The benefits of using modern monitoring software (based on the example of openITCOCKPIT)

  1. openITCOCKPIT 3 reduces the number of email and SMS notifications sent, thus minimising the occurrence of "false positives". This enables IT administrators to focus on actual critical errors.
  2. The individually customisable dashboards in openITCOCKPIT 3 support the creation of relevant views for all relevant business staff such as helpdesk teams and system admins. Even non-IT departments and the management team can have maps, applets and reports customised to their particular needs.
  3. In openITCOCKPIT, access to modules and clients can be controlled by using a finely-tuned role and authorisation management concept.
  4. openITCOCKPIT has a web interface that dynamically adapts to the device on which it is being used.

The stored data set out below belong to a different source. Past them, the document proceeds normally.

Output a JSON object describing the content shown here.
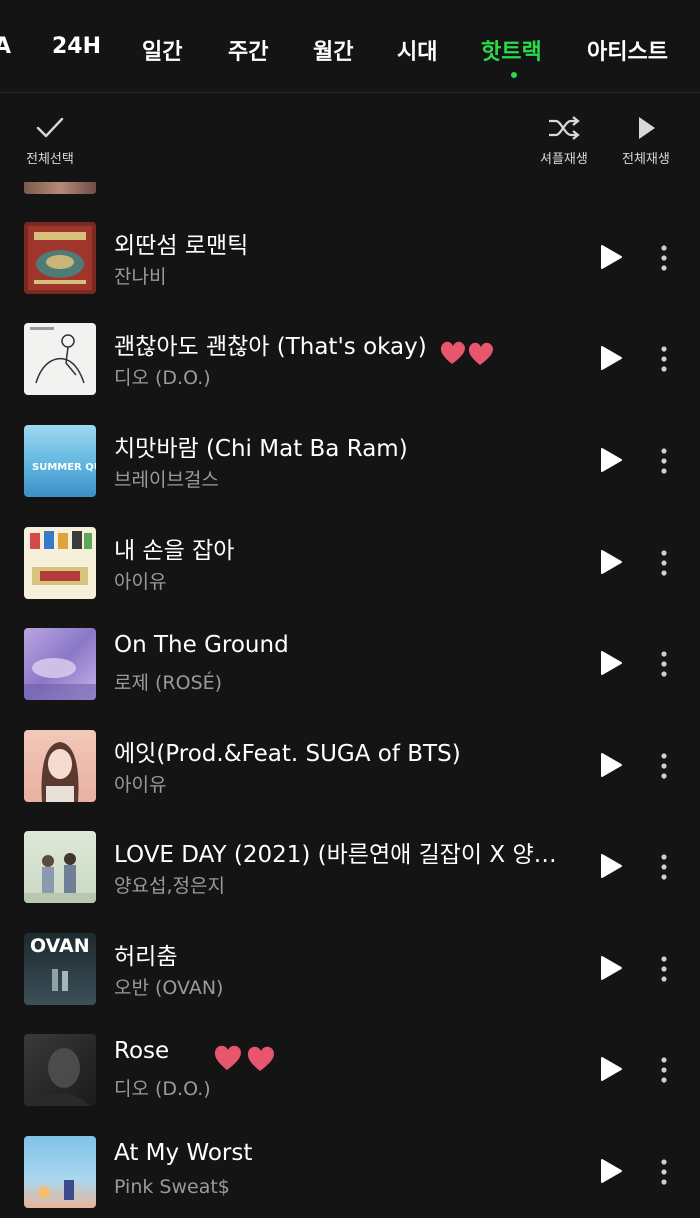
{
  "tabs": [
    {
      "label": "A",
      "active": false
    },
    {
      "label": "24H",
      "active": false
    },
    {
      "label": "일간",
      "active": false
    },
    {
      "label": "주간",
      "active": false
    },
    {
      "label": "월간",
      "active": false
    },
    {
      "label": "시대",
      "active": false
    },
    {
      "label": "핫트랙",
      "active": true
    },
    {
      "label": "아티스트",
      "active": false
    }
  ],
  "colors": {
    "accent": "#2bd94a",
    "background": "#141414",
    "heart": "#e8566e"
  },
  "toolbar": {
    "select_all_label": "전체선택",
    "shuffle_label": "셔플재생",
    "play_all_label": "전체재생"
  },
  "songs": [
    {
      "title": "외딴섬 로맨틱",
      "artist": "잔나비",
      "hearts": false
    },
    {
      "title": "괜찮아도 괜찮아 (That's okay)",
      "artist": "디오 (D.O.)",
      "hearts": true
    },
    {
      "title": "치맛바람 (Chi Mat Ba Ram)",
      "artist": "브레이브걸스",
      "hearts": false,
      "cover_text": "SUMMER QUEEN"
    },
    {
      "title": "내 손을 잡아",
      "artist": "아이유",
      "hearts": false
    },
    {
      "title": "On The Ground",
      "artist": "로제 (ROSÉ)",
      "hearts": false
    },
    {
      "title": "에잇(Prod.&Feat. SUGA of BTS)",
      "artist": "아이유",
      "hearts": false
    },
    {
      "title": "LOVE DAY (2021) (바른연애 길잡이 X 양…",
      "artist": "양요섭,정은지",
      "hearts": false
    },
    {
      "title": "허리춤",
      "artist": "오반 (OVAN)",
      "hearts": false,
      "cover_text": "OVAN"
    },
    {
      "title": "Rose",
      "artist": "디오 (D.O.)",
      "hearts": true
    },
    {
      "title": "At My Worst",
      "artist": "Pink Sweat$",
      "hearts": false
    }
  ]
}
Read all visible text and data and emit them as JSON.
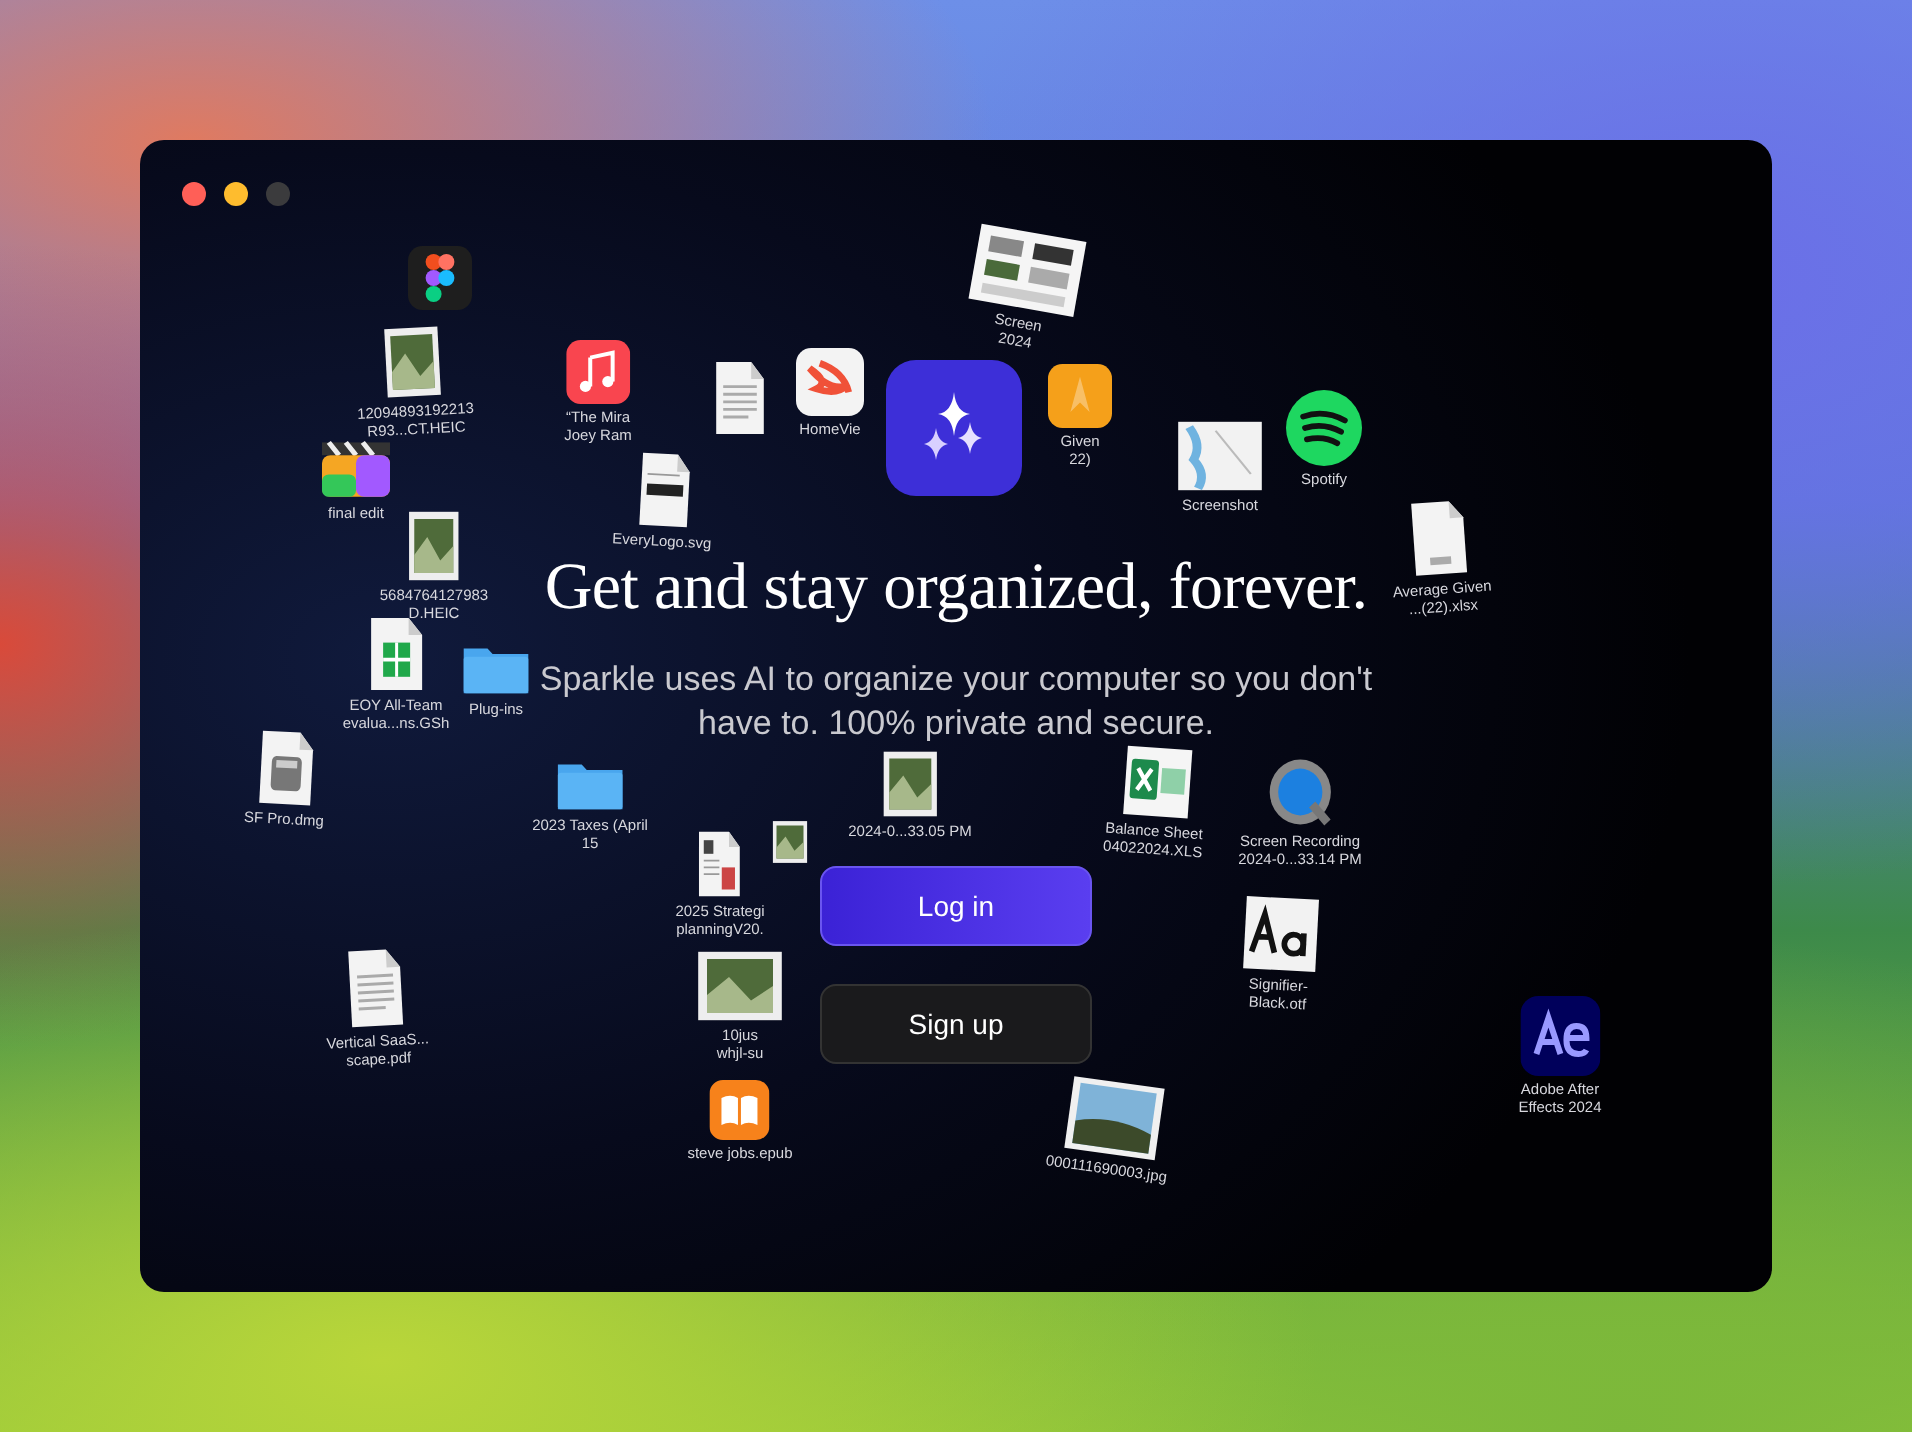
{
  "window": {
    "controls": [
      {
        "color": "#ff5f57"
      },
      {
        "color": "#febc2e"
      },
      {
        "color": "#3b3b3d"
      }
    ]
  },
  "files": [
    {
      "kind": "design"
    },
    {
      "kind": "photo",
      "label": [
        "12094893192213",
        "R93...CT.HEIC"
      ]
    },
    {
      "kind": "music",
      "label": [
        "“The Mira",
        "Joey Ram"
      ]
    },
    {
      "kind": "logo",
      "label": [
        "EveryLogo.svg"
      ]
    },
    {
      "kind": "video",
      "label": [
        "final edit"
      ]
    },
    {
      "kind": "photo",
      "label": [
        "5684764127983",
        "D.HEIC"
      ]
    },
    {
      "kind": "document"
    },
    {
      "kind": "folder",
      "label": [
        "Plug-ins"
      ]
    },
    {
      "kind": "folder",
      "label": [
        "2023 Taxes (April",
        "15"
      ]
    },
    {
      "kind": "sheet",
      "label": [
        "EOY All-Team",
        "evalua...ns.GSh"
      ]
    },
    {
      "kind": "disk",
      "label": [
        "SF Pro.dmg"
      ]
    },
    {
      "kind": "document",
      "label": [
        "Vertical SaaS...",
        "scape.pdf"
      ]
    },
    {
      "kind": "report",
      "label": [
        "2025 Strategi",
        "planningV20."
      ]
    },
    {
      "kind": "photo",
      "label": [
        "10jus",
        "whjl-su"
      ]
    },
    {
      "kind": "book",
      "label": [
        "steve jobs.epub"
      ]
    },
    {
      "kind": "swift",
      "label": [
        "HomeVie"
      ]
    },
    {
      "kind": "slides",
      "label": [
        "Screen",
        "2024"
      ]
    },
    {
      "kind": "orange",
      "label": [
        "Given",
        "22)"
      ]
    },
    {
      "kind": "map",
      "label": [
        "Screenshot"
      ]
    },
    {
      "kind": "waves",
      "label": [
        "Spotify"
      ]
    },
    {
      "kind": "xlsx",
      "label": [
        "Average Given",
        "...(22).xlsx"
      ]
    },
    {
      "kind": "photo",
      "label": [
        "2024-0...33.05 PM"
      ]
    },
    {
      "kind": "excel",
      "label": [
        "Balance Sheet",
        "04022024.XLS"
      ]
    },
    {
      "kind": "recording",
      "label": [
        "Screen Recording",
        "2024-0...33.14 PM"
      ]
    },
    {
      "kind": "photo"
    },
    {
      "kind": "font",
      "label": [
        "Signifier-",
        "Black.otf"
      ]
    },
    {
      "kind": "landscape",
      "label": [
        "000111690003.jpg"
      ]
    },
    {
      "kind": "ae",
      "label": [
        "Adobe After",
        "Effects 2024"
      ]
    }
  ],
  "app_icon": {
    "kind": "sparkle"
  },
  "headline": "Get and stay organized, forever.",
  "subtitle": "Sparkle uses AI to organize your computer so you don't have to. 100% private and secure.",
  "buttons": [
    {
      "label": "Log in",
      "kind": "primary"
    },
    {
      "label": "Sign up",
      "kind": "secondary"
    }
  ]
}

  5. This web-based administrative interface allows for the use of all available checks for Naemon, Nagios and Check_MK.
  6. With its event correlation module, openITCOCKPIT can monitor not only individual metrics, but can also combine these using logical links. This allows openITCOCKPIT to monitor (business) services rather than just individual services.
  7. Using the auto-reports module, availability reports can be created and automatically sent for individual and correlated services.
  8. Using the interfaces developed by it-novum for i-doit (CMDB) and OTRS (ticketing system), openITCOCKPIT provides not only a monitoring solution, but becomes a fully integrated ITSM solution.